Menlo News April 19, 2018

Peter and the Robot

A telepresence robot is enabling a student who’s currently unable to attend school to virtually participate in classroom lessons and engage with friends remotely.
Middle school students with a telepresence robot named Sherlock

 

A telepresence robot named Sherlock has been spotted around the Middle School Quad mingling with the students as they chat and work on group projects. This robot, a video conferencing screen mounted atop a moving base, is made by a company called Beam, and it’s enabling eighth grader Peter Hanson to continue his schooling while he recovers at home from a stem-cell transplant.

After learning that Peter would have to be away from the school environment for an extended time, Menlo parent Ray Conley—father of Colton ’16, Makayla ’18, Trent ’22, and Katie ’24—reached out to Peter’s parents, Menlo teachers Charles and Katharine Hanson, and connected them with Sherlock’s inventor and owner, Sanford Dickert. Menlo Technology Director Eric Spross arranged for Menlo to borrow Sherlock for Peter to use throughout his recovery. Software installed on Peter’s laptop empowers him to remotely drive the device from room to room, and with the teleconferencing screen, he’s able to interact with the teachers and his peers in real time.

“It’s been great working with Sanford to make sure the robot was properly set up and to ensure Peter had help in learning to use it at school,” Eric says. “This is Menlo technology at its best: keeping our kids connected to the community. We’re incredibly fortunate to have the technical resources and personal connections to make this happen.”

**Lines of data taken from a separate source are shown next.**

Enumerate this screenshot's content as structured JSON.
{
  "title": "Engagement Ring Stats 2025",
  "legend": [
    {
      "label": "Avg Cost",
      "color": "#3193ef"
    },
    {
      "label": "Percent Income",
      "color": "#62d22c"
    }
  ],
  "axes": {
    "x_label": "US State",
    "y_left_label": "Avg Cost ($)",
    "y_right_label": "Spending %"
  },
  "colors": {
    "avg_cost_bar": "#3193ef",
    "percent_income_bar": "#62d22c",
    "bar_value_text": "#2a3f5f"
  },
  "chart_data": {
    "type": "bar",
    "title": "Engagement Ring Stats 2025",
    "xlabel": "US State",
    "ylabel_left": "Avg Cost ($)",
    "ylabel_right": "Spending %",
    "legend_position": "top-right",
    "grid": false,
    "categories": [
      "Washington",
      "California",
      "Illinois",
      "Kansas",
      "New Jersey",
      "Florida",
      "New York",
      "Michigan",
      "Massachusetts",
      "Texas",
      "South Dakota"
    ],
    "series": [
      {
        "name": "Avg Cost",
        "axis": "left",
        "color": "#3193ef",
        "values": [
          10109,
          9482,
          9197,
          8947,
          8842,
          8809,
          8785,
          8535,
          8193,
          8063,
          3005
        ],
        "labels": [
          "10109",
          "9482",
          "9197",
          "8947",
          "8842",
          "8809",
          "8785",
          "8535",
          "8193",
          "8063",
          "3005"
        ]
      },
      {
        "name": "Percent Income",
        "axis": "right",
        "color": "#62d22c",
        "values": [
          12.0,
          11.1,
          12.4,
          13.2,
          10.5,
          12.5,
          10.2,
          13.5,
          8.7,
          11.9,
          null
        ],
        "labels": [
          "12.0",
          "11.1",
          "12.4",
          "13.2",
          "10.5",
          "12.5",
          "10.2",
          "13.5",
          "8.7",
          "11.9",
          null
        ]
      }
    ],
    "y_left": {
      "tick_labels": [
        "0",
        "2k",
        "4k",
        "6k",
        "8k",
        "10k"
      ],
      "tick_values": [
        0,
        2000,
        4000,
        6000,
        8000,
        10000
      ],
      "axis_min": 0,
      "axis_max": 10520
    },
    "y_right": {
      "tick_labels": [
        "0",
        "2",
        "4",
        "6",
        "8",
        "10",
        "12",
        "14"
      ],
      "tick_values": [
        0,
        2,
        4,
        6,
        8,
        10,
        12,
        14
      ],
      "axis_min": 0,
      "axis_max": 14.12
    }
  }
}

With the device up and running, Peter has been able to join his classmates for advocacy and attend all of his classes. At a recent assembly, he  “greeted” the guest speaker, Chief Sabore Ole Oyie from a Maasai tribe in Kenya. The Chief was obviously fascinated with the technology. Peter raised his hand to the screen to welcome Sabore, who responded similarly and then went on to explain to the assembled students that for his own schooling he had to walk four miles each way to meet a teacher who had set up an outdoor classroom by propping a blackboard up against a fallen tree. Where the chief comes from, this technology is unimaginable.

In Silicon Valley, where the latest technological marvels are commonplace, Menlo students have fully embraced having Peter back at school virtually. “At first, our Middle School students were really curious and interested in Sherlock,” Eric says. “But they are very adaptable and quickly accepted it and began treating it as if Peter were right there with them.”

Eighth grade science teacher David Hill says Peter just completed work on a group project about salmonella. The students collaborated to shoot and edit an informational video about the infectious disease, and Peter was able to brainstorm with his group as well as conduct and record interviews that were edited into the final product. David says, “The technology is amazing. It’s obviously great for Peter, but the other students in the class are also learning from this experience, seamlessly figuring out how to reintegrate their classmate and friend remotely.”

Peter’s dad, Charles, says the technology “has totally transformed what had been a steady but frustratingly slow recovery for Peter.” He was beginning to get bored and lonely at home as his doctors won’t let him go back to school anytime soon, but with the help of the Beam robot, he’s been able to keep learning and engage with friends again.